How exactly should we go about deciding if a person is extreme or not? To answer this question, Orth and his team used a special type of statistical technique called ‘regression’. Regression techniques are used to predict some sort of outcome based on its relationship with other measured information, for example, the onset of motor symptoms based on its relationship with CAG repeat length. It’s also possible to assess how accurately we can make predictions. While the intricacies of this process are beyond our scope, a general rule of thumb is that the more data we collect, the more accurate we will be at making predictions.
Thanks to the hard work of the HD community over many years, Orth and his team of researchers were able to analyze A LOT of data. By combining the data from two observational studies, called REGISTRY and COHORT, Orth and his team included data from approximately 10,000 HD participants and 1,300 healthy controls, combining to over 30,000 visits!
From these studies, the measures that Orth and his team were especially interested in, besides CAG repeat length, were Total Motor Score (collected from the UHDRS scale), and age at motor onset (the age deemed by an investigator that motor symptoms first appeared). Then they used statistical analysis to define ‘extreme cases’ as those falling outside the bottom 2.5% or the top 2.5% of scores on each measure.
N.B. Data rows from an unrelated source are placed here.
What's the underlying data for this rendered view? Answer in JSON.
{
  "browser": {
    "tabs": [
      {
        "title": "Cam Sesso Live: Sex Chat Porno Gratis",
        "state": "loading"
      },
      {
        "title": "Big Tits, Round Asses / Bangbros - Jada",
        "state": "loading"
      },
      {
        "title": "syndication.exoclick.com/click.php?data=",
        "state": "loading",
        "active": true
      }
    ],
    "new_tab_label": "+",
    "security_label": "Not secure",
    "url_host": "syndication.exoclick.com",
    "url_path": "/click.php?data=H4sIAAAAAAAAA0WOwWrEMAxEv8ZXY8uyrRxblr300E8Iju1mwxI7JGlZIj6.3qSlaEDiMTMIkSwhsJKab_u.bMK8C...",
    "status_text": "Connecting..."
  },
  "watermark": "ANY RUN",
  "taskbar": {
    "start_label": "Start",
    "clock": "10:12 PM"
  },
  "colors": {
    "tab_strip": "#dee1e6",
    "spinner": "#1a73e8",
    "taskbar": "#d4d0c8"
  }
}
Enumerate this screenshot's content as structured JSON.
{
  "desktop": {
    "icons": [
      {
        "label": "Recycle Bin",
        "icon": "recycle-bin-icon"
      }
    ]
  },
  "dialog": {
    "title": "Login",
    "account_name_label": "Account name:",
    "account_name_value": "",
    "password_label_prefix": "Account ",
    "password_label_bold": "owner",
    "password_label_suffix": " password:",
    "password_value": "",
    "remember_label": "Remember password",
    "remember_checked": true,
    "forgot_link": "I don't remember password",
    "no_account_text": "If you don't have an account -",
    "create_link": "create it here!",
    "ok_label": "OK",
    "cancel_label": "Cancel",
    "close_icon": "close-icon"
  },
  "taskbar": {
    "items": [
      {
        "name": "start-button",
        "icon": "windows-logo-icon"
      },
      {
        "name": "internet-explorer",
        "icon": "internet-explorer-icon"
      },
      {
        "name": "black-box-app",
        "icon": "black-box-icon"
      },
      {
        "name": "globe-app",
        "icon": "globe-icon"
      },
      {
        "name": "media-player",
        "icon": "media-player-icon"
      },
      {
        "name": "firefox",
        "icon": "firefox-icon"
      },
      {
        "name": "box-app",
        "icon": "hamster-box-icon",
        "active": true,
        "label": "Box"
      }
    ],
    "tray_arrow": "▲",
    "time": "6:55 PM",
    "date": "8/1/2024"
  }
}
This information provides guidelines that can be used to classify new data from future studies as either within the boundaries, or as ‘extreme’. We want to pay special attention to individuals in the ‘extreme’, because disease modifiers may be having a stronger effect in them. And since the guidelines are built on such a strong foundation of data, we can be confident they will be accurate in helping to identify these individuals for inclusion in future studies.
The researchers uncovered some other important findings as well. For instance, HD patients who obtained an extremely early age at motor onset diagnosis did not necessarily continue on to record ‘extreme’ Total Motor Scores later, suggesting that factors affecting onset of disease may be different than those that influence severity afterwards.
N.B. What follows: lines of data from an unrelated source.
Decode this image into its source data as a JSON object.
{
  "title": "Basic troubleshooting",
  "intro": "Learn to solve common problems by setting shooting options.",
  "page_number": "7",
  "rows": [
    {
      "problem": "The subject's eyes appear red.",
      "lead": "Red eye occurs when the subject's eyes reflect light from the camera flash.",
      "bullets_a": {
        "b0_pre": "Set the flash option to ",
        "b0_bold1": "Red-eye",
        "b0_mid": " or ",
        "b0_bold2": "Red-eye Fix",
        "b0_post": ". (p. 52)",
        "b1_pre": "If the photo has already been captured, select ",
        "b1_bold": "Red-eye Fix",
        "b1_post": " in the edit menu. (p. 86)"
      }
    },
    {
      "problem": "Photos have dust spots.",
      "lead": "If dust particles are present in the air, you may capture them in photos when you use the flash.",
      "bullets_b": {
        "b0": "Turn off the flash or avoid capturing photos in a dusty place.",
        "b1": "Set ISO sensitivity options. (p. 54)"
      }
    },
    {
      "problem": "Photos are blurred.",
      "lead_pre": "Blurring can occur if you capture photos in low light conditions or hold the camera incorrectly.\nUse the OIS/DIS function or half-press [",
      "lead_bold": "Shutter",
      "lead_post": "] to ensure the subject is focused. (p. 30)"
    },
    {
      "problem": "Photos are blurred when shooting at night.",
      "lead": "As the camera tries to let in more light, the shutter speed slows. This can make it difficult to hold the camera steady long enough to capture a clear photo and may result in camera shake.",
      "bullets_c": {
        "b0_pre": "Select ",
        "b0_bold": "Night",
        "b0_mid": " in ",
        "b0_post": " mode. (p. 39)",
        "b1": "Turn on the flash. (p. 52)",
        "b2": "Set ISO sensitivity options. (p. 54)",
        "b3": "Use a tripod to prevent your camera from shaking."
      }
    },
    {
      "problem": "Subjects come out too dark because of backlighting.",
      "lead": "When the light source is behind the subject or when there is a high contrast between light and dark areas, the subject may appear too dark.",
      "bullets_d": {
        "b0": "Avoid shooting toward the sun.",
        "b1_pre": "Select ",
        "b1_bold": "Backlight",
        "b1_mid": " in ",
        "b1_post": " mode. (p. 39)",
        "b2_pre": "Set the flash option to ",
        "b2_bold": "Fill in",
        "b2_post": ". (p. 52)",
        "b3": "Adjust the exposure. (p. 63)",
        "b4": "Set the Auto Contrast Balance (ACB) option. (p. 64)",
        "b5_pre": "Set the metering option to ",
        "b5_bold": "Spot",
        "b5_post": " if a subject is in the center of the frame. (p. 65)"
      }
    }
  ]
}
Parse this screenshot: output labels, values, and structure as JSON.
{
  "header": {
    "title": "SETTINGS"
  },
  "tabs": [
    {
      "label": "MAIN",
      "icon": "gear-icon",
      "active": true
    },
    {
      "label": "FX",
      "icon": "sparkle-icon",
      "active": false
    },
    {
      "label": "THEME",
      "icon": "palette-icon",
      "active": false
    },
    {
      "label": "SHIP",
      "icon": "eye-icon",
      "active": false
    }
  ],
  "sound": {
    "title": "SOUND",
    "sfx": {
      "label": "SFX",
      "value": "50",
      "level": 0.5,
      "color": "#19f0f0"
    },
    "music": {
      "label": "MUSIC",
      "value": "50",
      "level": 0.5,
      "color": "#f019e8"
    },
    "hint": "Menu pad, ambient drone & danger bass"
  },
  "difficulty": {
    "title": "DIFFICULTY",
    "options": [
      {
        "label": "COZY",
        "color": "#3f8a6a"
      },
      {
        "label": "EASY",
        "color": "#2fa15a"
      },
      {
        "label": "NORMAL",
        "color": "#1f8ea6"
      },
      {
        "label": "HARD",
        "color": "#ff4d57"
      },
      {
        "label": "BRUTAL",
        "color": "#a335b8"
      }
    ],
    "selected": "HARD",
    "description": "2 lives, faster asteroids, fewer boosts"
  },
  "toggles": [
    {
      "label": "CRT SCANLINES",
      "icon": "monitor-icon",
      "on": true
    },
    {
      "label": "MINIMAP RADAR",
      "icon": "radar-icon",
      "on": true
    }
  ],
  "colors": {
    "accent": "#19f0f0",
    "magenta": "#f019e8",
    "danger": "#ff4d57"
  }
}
While Orth and his team have not yet uncovered the specific factors that contribute to modifying the onset and progression of HD, they have provided a strong framework for identifying and selecting the HD patients that are most likely to help us discover them. This information will set the stage for exciting new research to help determine which factors are most successful at delaying the onset of motor symptoms in HD and slowing their progression. There’s an immediate benefit too: clinicians who treat HD patients now know how to identify ‘extremes’ and can look for environmental factors, such as medication, that might be responsible.
This study is impactful because of the huge data set that went into it. HD families should be proud of their contributions and excited to be building the knowledge we need to find a treatment for HD.